Buttermilk Baked Chicken

Ingredients
2 cups buttermilk
14 cup sour cream
6 tablespoons ranch seasoning mix
1 tablespoon salt
6-8 boneless, skinless chicken breasts, cut in half widthwise
5 slices white sandwich bread, torn into pieces

Instructions
1. Adjust oven racks to lowest and middle positions and heat oven to 450*F. Whisk buttermilk, sour cream, 4 tablespoons ranch seasoning mix, and salt in large bowl until salt dissolves. Add chicken and toss to coat. Refrigerate, covered, 30 minutes or up to 1 hour.

2. Meanwhile, pulse bread and 2 tablespoons ranch seasoning mix in food processor until finely ground. Bake bread crumbs on rimmed baking sheet on middle rack, stirring occasionally, until light golden brown, about 5 minutes. Transfer to shallow dish.

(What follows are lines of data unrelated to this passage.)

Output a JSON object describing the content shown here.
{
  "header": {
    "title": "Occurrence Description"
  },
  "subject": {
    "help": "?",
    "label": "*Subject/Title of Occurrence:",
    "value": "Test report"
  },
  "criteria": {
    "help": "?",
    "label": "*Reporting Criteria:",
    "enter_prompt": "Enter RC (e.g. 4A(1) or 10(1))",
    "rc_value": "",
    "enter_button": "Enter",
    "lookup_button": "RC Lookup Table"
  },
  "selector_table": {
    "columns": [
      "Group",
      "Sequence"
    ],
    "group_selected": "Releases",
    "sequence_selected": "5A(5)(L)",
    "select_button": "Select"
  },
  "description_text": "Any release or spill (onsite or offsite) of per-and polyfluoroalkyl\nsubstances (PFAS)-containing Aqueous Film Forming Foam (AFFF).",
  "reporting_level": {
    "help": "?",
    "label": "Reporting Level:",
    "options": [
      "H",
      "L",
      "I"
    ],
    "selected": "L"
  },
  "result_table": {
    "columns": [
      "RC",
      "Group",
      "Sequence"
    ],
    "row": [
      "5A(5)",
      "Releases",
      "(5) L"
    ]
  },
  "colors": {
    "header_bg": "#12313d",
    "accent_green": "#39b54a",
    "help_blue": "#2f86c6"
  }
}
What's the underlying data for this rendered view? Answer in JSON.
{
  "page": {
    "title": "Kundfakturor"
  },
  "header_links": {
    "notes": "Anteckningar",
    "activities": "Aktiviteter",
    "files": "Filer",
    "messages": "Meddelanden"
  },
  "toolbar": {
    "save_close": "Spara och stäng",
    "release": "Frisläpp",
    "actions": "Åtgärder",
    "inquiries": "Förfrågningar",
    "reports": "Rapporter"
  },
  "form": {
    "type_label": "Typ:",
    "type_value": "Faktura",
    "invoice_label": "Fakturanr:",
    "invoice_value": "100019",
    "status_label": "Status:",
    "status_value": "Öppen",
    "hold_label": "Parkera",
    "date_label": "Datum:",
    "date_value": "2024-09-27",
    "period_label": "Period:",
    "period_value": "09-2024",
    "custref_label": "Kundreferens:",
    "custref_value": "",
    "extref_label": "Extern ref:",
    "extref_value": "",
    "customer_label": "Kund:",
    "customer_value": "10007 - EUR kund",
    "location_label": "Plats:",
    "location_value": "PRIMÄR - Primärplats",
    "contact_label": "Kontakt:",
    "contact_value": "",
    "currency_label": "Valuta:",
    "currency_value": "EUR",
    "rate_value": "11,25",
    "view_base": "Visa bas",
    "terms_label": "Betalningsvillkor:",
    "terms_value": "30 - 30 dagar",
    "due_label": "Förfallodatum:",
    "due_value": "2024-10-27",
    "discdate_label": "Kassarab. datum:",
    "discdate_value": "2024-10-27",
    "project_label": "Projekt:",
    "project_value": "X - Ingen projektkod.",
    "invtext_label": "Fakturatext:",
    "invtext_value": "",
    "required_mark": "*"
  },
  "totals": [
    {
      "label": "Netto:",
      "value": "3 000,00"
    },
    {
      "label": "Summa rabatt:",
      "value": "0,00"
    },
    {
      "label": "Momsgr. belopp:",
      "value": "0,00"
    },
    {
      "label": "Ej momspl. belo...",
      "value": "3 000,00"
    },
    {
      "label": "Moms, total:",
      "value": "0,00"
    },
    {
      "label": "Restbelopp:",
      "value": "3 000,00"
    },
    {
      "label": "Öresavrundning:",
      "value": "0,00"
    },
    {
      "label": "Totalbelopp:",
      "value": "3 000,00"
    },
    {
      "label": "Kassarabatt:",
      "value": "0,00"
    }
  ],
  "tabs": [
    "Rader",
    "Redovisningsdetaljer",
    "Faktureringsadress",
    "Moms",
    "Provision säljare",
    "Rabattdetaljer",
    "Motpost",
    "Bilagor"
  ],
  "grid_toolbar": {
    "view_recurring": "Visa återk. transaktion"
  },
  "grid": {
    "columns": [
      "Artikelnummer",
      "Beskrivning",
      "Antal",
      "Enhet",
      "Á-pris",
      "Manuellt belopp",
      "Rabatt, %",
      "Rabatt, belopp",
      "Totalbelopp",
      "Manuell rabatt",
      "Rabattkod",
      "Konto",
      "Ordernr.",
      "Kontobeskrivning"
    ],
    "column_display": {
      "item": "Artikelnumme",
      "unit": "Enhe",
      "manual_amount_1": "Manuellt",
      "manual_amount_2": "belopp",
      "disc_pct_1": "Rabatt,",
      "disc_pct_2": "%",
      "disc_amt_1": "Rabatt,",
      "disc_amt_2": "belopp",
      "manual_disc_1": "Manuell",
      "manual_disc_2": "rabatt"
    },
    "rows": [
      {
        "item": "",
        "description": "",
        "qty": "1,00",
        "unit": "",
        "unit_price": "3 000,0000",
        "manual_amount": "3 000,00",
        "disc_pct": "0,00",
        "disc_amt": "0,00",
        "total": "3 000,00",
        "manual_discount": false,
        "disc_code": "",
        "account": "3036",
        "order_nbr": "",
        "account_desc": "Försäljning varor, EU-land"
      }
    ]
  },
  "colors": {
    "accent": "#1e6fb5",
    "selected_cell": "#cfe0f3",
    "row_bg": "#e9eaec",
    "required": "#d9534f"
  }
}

3. Line rimmed baking sheet with foil and spray lightly with cooking spray. Remove chicken from bowl, allowing excess brine to drip back into bowl, and dredge in bread crumbs, pressing to adhere. Transfer coated chicken to prepared baking sheet and spray lightly with cooking spray.

4. Bake on lower rack until bottom of chicken is golden brown, about 10 minutes. Move baking sheet to middle rack and reduce oven temperature to 400*F. Bake until chicken is golden brown and white meat registers 160*F (or dark meat registers 175*F), 20 to 25 minutes. Serve. 

Buttermilk Baked Chicken

Comments
This recipe is from the 2010 Cook’s Country Annual and I’ve got to say that it’s the first time the crew at America’s Test Kitchen have let me down.  This recipe was supposed to answer the lack of buttermilk flavor in most buttermilk chicken and I found the chicken to be pretty bland overall.  The crunch of the coating was definitely nice thanks to the homemade bread crumbs and the initial high heat cook, but the flavor just wasn’t there.  I couldn’t taste the buttermilk, sour cream, or ranch seasoning even after marinating the chicken for an hour.  Edit: I increased the ranch seasoning the second time I made it and it was much better!

I’m not sure what this recipe needs to make it better, but it’s definitely not all it should be as it currently stands. 

Shown here with Zucchini Fritterwaffles.